The Great Hack got me thinking about the type of person who works for an organisation (not just Facebook) that has a deliberate agenda to derail democracy. Do they set out on day 1 as a complete anarchist? Or, is it a slow journey down a dirty path from idealism to grubby behaviour? Would these people ever really understand the catastrophic impact of their work, and if they did realise would it even bother them?
I’m currently working alongside another consultant who has been running her business – and quite successfully – for a good few years. She left the public sector with a very clear view of what she wanted to achieve professionally and built her company based around her five core values. The first three of those values are honest, integrity and conviction. And those values shape the clients and type of work she’ll take on. Her moral compass is strong. Consulting can be a grubby world, particularly at the top end of town. She’s drawn a line in the sand and made it clear about what she will and won’t do to earn a buck.
By coincidence, integrity is one of my personal values, along with health and progress. That last one used to be achievement but morphed into progress because I don’t want to achieve the same thing every day – I need to continue growing and progressing as a person and a professional.
Integrity means different things to every person. It’s about being honest, open and taking accountability for my actions. For me, it’s also about having an accountability for the broader social impact of my work and my employment. I would never be comfortable working for a social media or gambling company – ironically, two of the biggest employers in Melbourne. I just wouldn’t be comfortable knowing that I was contributing to what I believe are incredibly negative influences in our society.

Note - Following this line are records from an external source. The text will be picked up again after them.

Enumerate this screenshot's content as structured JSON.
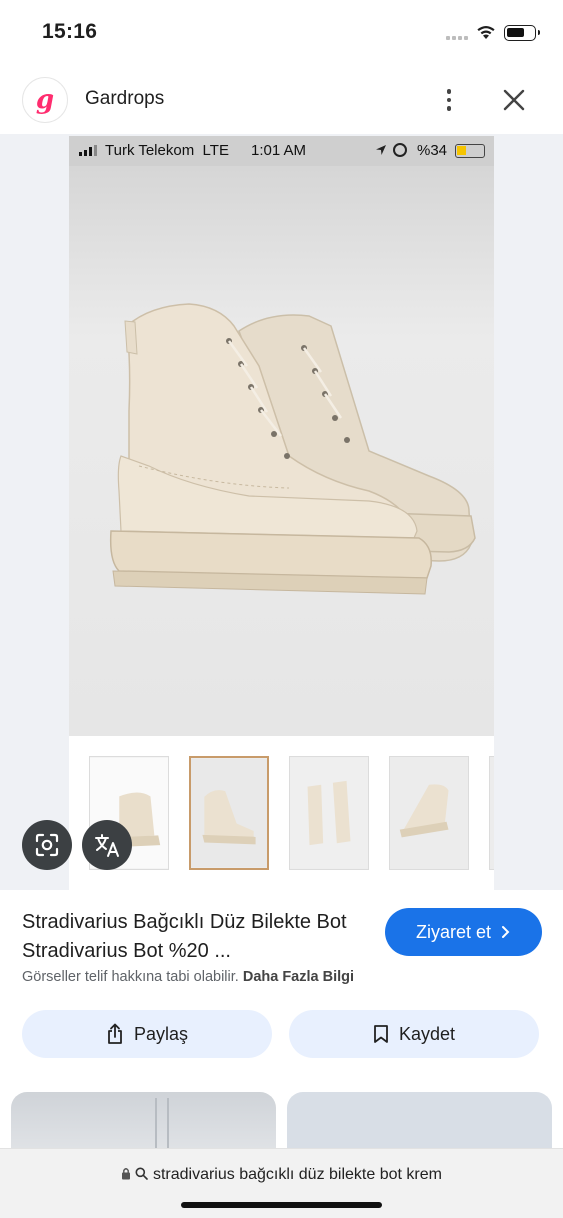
{
  "status_bar": {
    "time": "15:16"
  },
  "app_header": {
    "logo_letter": "g",
    "title": "Gardrops"
  },
  "screenshot": {
    "carrier": "Turk Telekom",
    "network": "LTE",
    "time": "1:01 AM",
    "battery": "%34"
  },
  "thumbnails": [
    {
      "label": "thumbnail-1",
      "active": false
    },
    {
      "label": "thumbnail-2",
      "active": true
    },
    {
      "label": "thumbnail-3",
      "active": false
    },
    {
      "label": "thumbnail-4",
      "active": false
    },
    {
      "label": "thumbnail-5",
      "active": false
    }
  ],
  "product": {
    "title": "Stradivarius Bağcıklı Düz Bilekte Bot Stradivarius Bot %20 ...",
    "visit_label": "Ziyaret et",
    "copyright_text": "Görseller telif hakkına tabi olabilir.",
    "more_info": "Daha Fazla Bilgi"
  },
  "actions": {
    "share_label": "Paylaş",
    "save_label": "Kaydet"
  },
  "url_bar": {
    "text": "stradivarius bağcıklı düz bilekte bot krem"
  },
  "colors": {
    "accent": "#1a73e8",
    "brand": "#ff2d6f",
    "boot": "#ece2d2",
    "stage": "#eff1f5"
  }
}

So back to Cambridge Analytica and the political organisations who used its data to manipulate voters with false information. It’s unlikely every person involved completely lacked a moral compass. I think it’s more likely that from the outset, there was limited understanding for where they’d end up. But I do wonder how many that had an “oh f&$k” moment of realising how dirty their work had become and were brave enough to walk away.
It’s just like the old fable of a frog being boiled alive. If it’s put into boiling water immediately, it would jump out. But if the frog is put into cool water that is slowly bought to a boil, it doesn’t realise the danger and is cooked to death. But if the change comes incrementally, say via a series of actions which slowly erode the principles of democracy, there’s a risk of drifting on until we boil.